De la fragmentation des activités à une fonction transversale

Dans la première phase, la logistique est fragmentée, c’est-à-dire que les activités logistiques sont
réparties entre les grandes fonctions traditionnelles de l’entreprise que sont généralement le marketing, la
production et la finance. Au sein de ces grandes fonctions, un ou plusieurs services, généralement
considéré(s) comme subalterne(s), ont en charge une partie des opérations de transfert physique et de
contrôle. Chaque fonction prend donc ses décisions en matière de conduite des flux physiques avec la
contrainte de la coordination avec les autres fonctions. Cette coordination est difficile compte tenu des
objectifs parfois contradictoires entre les fonctions. A titre d’exemple, la fonction marketing, dans sa
volonté de satisfaire le consommateur, pousse à la constitution d’une gamme à la fois plus large (des
petites voitures citadines aux grandes berlines dans le cas de l’automobile) et plus profonde (choix des
options, motorisation…), alors que les directions industrielles privilégient une plus grande standardisation
des produits qui facilite les économies d’échelle.
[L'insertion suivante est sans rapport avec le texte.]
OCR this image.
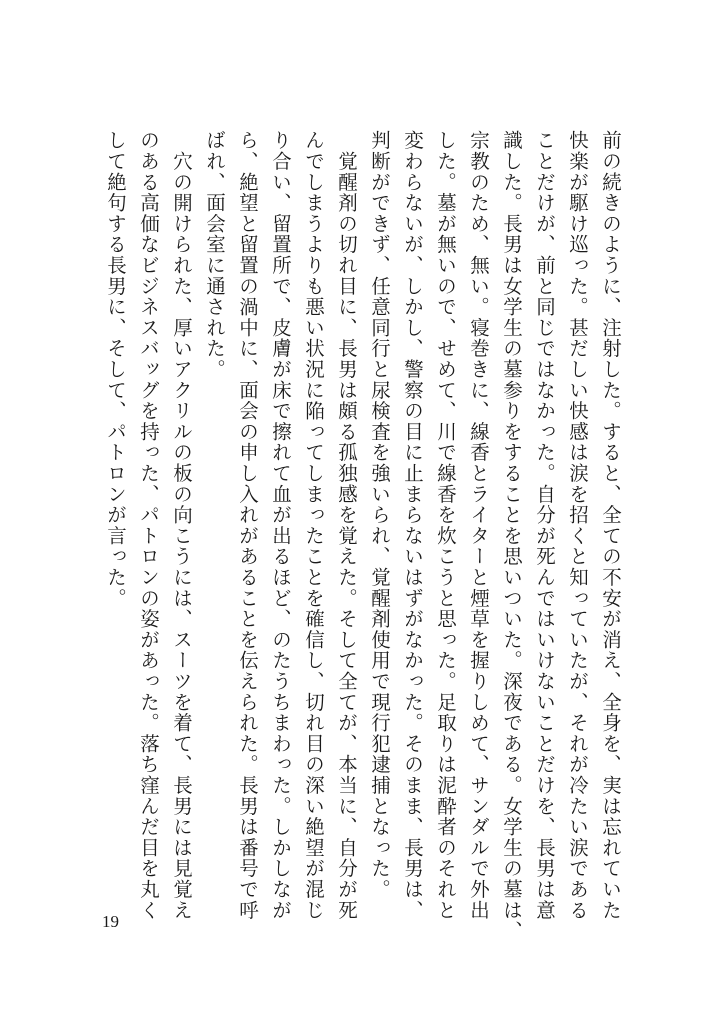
前の続きのように、注射した。すると、全ての不安が消え、全身を、実は忘れていた

快楽が駆け巡った。甚だしい快感は涙を招くと知っていたが、それが冷たい涙である

ことだけが、前と同じではなかった。自分が死んではいけないことだけを、長男は意

識した。長男は女学生の墓参りをすることを思いついた。深夜である。女学生の墓は、

宗教のため、無い。寝巻きに、線香とライターと煙草を握りしめて、サンダルで外出

した。墓が無いので、せめて、川で線香を炊こうと思った。足取りは泥酔者のそれと

変わらないが、しかし、警察の目に止まらないはずがなかった。そのまま、長男は、

判断ができず、任意同行と尿検査を強いられ、覚醒剤使用で現行犯逮捕となった。

　覚醒剤の切れ目に、長男は頗る孤独感を覚えた。そして全てが、本当に、自分が死

んでしまうよりも悪い状況に陥ってしまったことを確信し、切れ目の深い絶望が混じ

り合い、留置所で、皮膚が床で擦れて血が出るほど、のたうちまわった。しかしなが

ら、絶望と留置の渦中に、面会の申し入れがあることを伝えられた。長男は番号で呼

ばれ、面会室に通された。

　穴の開けられた、厚いアクリルの板の向こうには、スーツを着て、長男には見覚え

のある高価なビジネスバッグを持った、パトロンの姿があった。落ち窪んだ目を丸く

して絶句する長男に、そして、パトロンが言った。

19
Dans la deuxième phase, la logistique est structurée comme une fonction à part entière en charge soit de
la logistique aval (distribution) soit de la logistique amont (approvisionnement). La logistique de distribution
est « le point de départ de l’ensemble du processus de régulation car il lui incombe la prise en charge des
exigences des marchés auxquels l’entreprise se confronte […] ; elle procède à l’analyse fine de la
demande finale dont elle tend à maîtriser les aléas et fluctuations et qu’elle cherche à satisfaire avec des
objectifs de meilleures conditions de coût et de qualité de service » (Colin et Paché, 1988). La logistique
d’approvisionnement « va de l’organisation de la production à la conception de ‘ biens’ exigés par le
marché, en passant par la définition de rapports de coopération avec des fournisseurs souvent éloignés
mais impliqués dans un processus logistique commun » (Colin, 1997).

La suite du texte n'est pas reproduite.